KSZO 1929 Ostrowiec Świętokrzyski:
Jakub Burek, Radosław Sylwestrzak, Matheus de Camargo, Konstantyn Chernii (68 Jakub Pawlik), Dariusz Bragiel (72 Damian Mężyk), Fabian Burzyński (82 Franciszek Lipka), Jakub Cukrowski (82 Paweł Zdyb), Illia Tymoszenko, Michał Nawrot, Adrian Dziubiński, Patryk Domagała
Trener: Rafał Wójcik 

Wisłoka Dębica: 
Wojciech Daniel, Szymon Kardyś, Arkadiusz Staszczak (65. Jakub Rachfalik), Patryk Boksiński, Jakub Smoleń (65 Kamil Rębisz), Sebastian Fedan, Damian Łanucha, Wojciech Falarz (65 Mateusz Surma), Maciej Maślany (65 Mateusz Jędryas), Kacper Maik, Łukasz Siedlik (70 Hubert Król)
Trener: Dariusz Kantor

Sędzia: Patryk Świerczek, Krystian Chrabąszcz, Karolina Zygmond

Kartki: Franciszek Lipka – Kacper Maik, Łukasz Siedlisk

Całemu spotkaniu towarzyszył kulturalny doping zarówno ze strony kibiców gospodarzy, jak i gości. Młodzi kibice mieli możliwość zabawy na bocznym boisku, gdzie mogli strzelać rzuty karne. Atmosfera wokół meczu była na wysokim poziomie, stąd możemy mówić, że w sobotę przy ulicy Świętokrzyskiej zobaczyliśmy prawdziwe piłkarskie święto.
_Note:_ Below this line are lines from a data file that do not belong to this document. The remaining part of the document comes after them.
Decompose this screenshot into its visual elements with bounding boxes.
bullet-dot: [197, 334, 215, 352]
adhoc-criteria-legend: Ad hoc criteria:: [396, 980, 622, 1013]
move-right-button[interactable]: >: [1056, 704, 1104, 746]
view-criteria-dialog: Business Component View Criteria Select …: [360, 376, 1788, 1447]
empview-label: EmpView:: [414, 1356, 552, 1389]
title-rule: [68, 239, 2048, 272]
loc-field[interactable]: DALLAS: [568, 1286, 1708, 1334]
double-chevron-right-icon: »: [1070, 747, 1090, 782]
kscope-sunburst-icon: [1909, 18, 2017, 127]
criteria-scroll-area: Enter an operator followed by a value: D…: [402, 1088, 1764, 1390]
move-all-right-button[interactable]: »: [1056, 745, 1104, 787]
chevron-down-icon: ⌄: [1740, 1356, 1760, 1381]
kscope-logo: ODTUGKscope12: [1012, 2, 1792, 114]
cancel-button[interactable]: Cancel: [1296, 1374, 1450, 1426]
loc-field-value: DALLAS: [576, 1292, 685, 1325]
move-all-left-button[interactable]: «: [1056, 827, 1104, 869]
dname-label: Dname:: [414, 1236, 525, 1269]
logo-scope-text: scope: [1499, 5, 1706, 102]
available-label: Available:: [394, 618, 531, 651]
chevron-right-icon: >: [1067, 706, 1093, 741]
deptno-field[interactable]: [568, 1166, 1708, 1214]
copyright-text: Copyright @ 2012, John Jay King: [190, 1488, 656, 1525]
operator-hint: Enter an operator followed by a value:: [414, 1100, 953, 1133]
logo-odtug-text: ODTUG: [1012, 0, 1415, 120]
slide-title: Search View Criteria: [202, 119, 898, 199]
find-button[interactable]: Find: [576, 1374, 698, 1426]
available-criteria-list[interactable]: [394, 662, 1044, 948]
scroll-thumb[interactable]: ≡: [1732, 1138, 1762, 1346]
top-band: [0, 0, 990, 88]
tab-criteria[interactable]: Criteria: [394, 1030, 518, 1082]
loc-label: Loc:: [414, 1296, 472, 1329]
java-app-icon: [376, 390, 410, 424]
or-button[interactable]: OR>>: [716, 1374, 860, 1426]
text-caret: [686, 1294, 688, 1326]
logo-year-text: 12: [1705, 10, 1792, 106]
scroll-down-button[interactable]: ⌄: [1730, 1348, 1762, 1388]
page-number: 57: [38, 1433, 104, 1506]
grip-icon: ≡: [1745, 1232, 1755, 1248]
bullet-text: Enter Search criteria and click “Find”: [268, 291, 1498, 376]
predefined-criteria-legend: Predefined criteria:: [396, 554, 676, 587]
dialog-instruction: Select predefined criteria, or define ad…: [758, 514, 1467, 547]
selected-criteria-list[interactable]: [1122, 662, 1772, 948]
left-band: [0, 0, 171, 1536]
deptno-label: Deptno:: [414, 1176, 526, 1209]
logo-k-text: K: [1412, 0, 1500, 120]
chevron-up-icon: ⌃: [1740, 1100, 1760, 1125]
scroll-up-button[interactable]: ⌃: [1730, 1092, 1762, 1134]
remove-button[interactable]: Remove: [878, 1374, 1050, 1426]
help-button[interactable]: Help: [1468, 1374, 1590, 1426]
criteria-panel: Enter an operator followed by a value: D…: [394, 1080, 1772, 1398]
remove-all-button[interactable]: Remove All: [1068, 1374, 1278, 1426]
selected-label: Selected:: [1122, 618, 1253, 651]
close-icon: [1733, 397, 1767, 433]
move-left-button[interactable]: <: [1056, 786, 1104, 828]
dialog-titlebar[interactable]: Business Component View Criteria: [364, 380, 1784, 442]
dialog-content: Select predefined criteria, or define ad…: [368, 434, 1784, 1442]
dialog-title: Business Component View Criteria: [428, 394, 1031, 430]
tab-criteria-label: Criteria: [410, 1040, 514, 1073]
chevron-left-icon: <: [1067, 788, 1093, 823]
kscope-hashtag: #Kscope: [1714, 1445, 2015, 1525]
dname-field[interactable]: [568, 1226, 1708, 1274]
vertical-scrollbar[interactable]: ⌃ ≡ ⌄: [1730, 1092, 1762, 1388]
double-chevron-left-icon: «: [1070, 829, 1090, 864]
Następne spotkanie drużyna prowadzona przez Rafała Wójcika rozegra już w najbliższą środę o godzinie 17:00. Będą to derby województwa świętokrzyskiego i starcie z rezerwami Korony Kielce na ich obiekcie przy ulicy Szczepaniaka w Kielcach. Wisłoka w tym samym czasie zagra u siebie z Podlasiem Biała Podlaska.